Ensuite, il va falloir mettre en oeuvre ce cadre avec chacune des chaînes. Il faut, pour chaque projet éditorial, examiner comment procéder, sans définir des grilles a priori, ce qui pourrait s'apparenter à une forme de censure. Grâce aux différentes saisines qui ne manqueront pas de se manifester, le régulateur pourra explorer ce terrain. Les principes de base me semblent pertinents, et s'ils s'avéraient insuffisants, il reviendrait au législateur de faire des propositions.

Concernant les chaînes d'opinion, les conditions de la concurrence ont bien changé en trente ans. Cette question décisive est entre les mains du législateur, et il ne me revient pas de m'exprimer plus avant sur ce point.

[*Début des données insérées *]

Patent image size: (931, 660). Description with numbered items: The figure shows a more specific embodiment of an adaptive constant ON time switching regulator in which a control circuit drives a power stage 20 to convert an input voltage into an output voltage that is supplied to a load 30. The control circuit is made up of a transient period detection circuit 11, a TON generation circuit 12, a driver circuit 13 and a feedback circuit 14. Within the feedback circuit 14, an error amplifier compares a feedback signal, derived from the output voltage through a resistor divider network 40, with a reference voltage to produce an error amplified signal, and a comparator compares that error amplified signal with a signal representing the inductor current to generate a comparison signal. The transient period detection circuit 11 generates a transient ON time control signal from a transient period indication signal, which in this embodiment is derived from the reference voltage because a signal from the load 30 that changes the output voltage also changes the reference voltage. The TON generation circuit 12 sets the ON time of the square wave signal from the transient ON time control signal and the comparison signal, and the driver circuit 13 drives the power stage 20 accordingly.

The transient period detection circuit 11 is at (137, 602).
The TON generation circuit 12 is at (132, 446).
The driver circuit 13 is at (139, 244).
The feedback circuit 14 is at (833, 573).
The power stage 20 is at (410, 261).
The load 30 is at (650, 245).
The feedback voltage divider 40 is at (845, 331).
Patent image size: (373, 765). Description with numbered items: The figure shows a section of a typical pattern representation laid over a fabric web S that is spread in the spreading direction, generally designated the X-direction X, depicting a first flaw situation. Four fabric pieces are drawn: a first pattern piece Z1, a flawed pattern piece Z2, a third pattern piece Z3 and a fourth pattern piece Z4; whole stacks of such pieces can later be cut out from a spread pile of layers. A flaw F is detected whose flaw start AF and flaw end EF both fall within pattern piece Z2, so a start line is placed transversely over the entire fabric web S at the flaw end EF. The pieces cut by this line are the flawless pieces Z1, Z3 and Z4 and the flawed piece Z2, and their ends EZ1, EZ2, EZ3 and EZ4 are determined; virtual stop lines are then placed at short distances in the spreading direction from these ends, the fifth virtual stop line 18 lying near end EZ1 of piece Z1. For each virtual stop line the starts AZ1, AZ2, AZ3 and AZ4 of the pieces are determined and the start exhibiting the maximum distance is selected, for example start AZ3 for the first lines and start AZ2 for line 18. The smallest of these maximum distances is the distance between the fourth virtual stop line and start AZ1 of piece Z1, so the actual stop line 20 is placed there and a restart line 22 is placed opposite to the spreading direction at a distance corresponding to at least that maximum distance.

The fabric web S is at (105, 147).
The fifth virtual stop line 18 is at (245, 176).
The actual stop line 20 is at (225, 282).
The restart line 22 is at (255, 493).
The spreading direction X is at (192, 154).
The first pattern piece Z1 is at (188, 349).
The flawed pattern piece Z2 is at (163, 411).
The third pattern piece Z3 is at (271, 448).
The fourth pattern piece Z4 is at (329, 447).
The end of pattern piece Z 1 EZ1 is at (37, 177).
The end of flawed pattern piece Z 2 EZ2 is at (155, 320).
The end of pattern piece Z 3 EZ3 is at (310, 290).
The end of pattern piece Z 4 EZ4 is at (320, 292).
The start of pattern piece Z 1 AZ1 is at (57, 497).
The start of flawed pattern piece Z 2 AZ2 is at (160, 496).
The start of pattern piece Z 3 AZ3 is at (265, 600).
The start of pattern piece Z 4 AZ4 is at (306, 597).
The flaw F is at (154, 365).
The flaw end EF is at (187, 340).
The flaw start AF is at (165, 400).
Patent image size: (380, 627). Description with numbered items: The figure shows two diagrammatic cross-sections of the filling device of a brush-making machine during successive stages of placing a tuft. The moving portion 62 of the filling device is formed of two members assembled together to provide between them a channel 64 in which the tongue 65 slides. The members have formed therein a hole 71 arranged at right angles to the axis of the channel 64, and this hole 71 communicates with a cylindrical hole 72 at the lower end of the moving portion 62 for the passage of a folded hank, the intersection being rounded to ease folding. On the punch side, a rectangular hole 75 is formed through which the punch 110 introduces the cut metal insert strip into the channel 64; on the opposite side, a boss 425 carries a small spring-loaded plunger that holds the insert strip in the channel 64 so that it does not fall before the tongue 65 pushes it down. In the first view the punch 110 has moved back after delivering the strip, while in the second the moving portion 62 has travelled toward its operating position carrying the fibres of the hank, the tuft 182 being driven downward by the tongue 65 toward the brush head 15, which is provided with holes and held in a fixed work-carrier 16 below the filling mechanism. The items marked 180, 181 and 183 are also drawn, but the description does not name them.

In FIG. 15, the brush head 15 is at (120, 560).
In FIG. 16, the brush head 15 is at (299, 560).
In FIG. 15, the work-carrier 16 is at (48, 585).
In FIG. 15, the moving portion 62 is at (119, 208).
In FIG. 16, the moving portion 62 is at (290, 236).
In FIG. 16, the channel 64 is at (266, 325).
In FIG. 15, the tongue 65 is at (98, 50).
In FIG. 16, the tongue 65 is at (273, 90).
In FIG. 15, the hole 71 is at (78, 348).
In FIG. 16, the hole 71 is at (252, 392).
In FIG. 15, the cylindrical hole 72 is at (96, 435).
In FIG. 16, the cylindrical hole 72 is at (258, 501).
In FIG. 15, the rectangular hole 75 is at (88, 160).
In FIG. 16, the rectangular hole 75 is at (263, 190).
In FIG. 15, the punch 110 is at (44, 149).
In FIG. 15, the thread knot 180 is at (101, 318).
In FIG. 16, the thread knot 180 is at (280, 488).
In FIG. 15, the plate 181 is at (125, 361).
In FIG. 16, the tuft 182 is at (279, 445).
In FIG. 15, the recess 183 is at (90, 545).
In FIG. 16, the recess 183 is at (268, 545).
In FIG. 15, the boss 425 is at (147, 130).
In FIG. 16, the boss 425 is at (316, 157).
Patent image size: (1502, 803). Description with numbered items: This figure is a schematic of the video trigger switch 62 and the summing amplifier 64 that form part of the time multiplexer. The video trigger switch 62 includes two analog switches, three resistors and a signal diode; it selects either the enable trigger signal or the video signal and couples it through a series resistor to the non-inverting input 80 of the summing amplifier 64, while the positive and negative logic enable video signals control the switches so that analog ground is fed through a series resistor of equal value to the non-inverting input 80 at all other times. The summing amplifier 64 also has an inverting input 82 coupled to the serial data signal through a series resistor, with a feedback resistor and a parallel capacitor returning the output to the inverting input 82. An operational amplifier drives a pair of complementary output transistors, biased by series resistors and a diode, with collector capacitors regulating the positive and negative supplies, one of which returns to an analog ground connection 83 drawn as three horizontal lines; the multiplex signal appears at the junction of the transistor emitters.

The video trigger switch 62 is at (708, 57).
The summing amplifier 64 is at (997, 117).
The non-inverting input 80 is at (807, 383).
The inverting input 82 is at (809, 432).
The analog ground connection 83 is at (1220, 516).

J'en viens au service public. Il fait l'objet d'interventions diverses et d'un dialogue avec l'Arcom, pour rectifier des déséquilibres constatés dans les temps de parole ou faire évoluer les conditions de maîtrise de l'antenne. Les règles s'appliquent à tous, au service public comme aux chaînes privées, le premier ayant, d'une certaine manière, un devoir d'exemplarité, notamment aux yeux de la population.

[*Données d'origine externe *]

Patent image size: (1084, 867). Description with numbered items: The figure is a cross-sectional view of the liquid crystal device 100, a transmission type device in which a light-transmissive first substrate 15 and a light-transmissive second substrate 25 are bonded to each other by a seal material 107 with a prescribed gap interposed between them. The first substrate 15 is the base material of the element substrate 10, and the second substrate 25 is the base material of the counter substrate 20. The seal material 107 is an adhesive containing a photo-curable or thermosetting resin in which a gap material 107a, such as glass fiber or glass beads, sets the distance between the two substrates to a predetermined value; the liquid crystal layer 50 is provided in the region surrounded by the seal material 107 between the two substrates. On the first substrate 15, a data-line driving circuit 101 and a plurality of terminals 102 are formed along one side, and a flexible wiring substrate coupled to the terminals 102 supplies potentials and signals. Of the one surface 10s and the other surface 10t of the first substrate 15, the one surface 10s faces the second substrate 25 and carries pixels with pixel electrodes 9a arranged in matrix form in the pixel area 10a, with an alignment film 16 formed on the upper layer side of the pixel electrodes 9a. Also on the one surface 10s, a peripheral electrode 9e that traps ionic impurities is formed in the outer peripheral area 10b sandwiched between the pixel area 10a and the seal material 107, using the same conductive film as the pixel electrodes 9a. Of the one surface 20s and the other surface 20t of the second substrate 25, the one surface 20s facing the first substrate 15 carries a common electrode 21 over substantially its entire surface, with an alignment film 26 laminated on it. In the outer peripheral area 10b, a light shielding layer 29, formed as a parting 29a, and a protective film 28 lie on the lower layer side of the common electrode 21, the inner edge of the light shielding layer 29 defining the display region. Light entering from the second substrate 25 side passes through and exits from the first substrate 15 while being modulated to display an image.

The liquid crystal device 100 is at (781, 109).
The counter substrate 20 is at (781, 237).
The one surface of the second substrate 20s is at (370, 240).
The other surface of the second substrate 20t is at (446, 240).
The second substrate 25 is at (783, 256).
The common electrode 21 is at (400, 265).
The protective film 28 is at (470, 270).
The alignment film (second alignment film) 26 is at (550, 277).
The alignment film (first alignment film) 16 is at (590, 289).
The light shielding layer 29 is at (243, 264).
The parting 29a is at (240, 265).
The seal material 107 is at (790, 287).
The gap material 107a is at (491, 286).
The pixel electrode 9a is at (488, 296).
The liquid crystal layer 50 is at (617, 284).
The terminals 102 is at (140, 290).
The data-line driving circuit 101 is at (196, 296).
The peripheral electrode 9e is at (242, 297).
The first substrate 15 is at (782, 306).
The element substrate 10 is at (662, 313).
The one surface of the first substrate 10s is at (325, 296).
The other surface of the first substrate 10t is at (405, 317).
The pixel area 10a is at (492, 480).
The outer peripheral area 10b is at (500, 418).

L'étude de la fondation Jean Jaurès sur la fatigue informationnelle montre aussi une forme de perte de repères, une difficulté à distinguer une information vraie d'une fausse. C'est inquiétant. Dans le cadre des EGI, précisément au sein du groupe de travail sur le numérique, une proposition intéressante a été formulée : le développement d'un pluralisme d'algorithmes, permettant à l'utilisateur de choisir un algorithme l'amenant vers des contenus de qualité ou répondant à ses souhaits, sans avoir à subir une information de provenance indistincte, voire suspecte.

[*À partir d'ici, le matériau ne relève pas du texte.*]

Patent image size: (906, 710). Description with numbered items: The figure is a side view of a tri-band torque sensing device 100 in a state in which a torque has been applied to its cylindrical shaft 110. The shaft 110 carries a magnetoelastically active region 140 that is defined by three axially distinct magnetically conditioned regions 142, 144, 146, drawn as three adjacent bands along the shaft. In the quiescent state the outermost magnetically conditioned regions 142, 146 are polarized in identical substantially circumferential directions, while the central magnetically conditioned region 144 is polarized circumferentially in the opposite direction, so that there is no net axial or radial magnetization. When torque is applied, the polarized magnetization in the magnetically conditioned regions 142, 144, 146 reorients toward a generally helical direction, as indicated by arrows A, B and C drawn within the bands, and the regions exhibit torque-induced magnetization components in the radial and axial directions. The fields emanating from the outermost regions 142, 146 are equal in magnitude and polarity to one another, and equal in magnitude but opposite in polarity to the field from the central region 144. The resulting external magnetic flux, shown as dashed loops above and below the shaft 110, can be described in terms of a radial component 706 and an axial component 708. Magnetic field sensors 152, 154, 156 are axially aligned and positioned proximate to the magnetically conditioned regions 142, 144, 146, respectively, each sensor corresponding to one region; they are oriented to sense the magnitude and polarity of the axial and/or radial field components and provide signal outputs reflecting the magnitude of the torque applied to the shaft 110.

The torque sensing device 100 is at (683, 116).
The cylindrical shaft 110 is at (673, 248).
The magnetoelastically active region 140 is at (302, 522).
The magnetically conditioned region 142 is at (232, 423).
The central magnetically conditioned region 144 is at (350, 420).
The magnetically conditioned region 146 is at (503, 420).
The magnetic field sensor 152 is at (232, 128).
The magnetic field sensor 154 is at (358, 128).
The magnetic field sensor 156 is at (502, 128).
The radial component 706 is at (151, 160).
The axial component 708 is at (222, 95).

D'autres propositions sur la gouvernance et la transparence le sont tout autant : le fait d'avoir un administrateur indépendant, référent pour la déontologie et les conflits d'intérêts ; l'extension de la qualité de société à mission aux entreprises d'information, qui renforcerait la gouvernance et donnerait accès à des aides supplémentaires ; l'adaptation de la fiscalité ou des conditions économiques, pour réduire les asymétries et assurer une meilleure rétribution des chaînes. À ce dernier égard, nous pourrions - je parle ici en tant que simple citoyen, sans vouloir effrayer les fiscalistes - envisager une fiscalité adaptée en fonction de la finalité de la publicité sur les plateformes numériques, selon que cette même publicité finance des médias professionnels et de qualité ou qu'elle alimente des services dont le modèle même repose sur l'incitation au clic.

J'en viens aux décisions du régulateur en matière d'attribution de fréquences, la question m'ayant été posée portant, d'une part, sur la façon dont celui-ci fait ses choix et, d'autre part, sur la gestion de la plateforme TNT par l'Arcom.

La TNT possède de nombreux atouts tels que la gratuité, la simplicité et l'universalité, elle se modernise et demeure un outil indispensable de la régulation. Ses utilisateurs exclusifs représentent seulement 16 % du total - en conséquence, 84 % des téléspectateurs accèdent à la télévision par d'autres moyens -, mais ce pourcentage est une moyenne et, dans certains territoires ou dans certaines catégories de la population, la TNT revêt une importance beaucoup plus significative. Elle conserve ainsi son rôle d'aiguillon fondateur.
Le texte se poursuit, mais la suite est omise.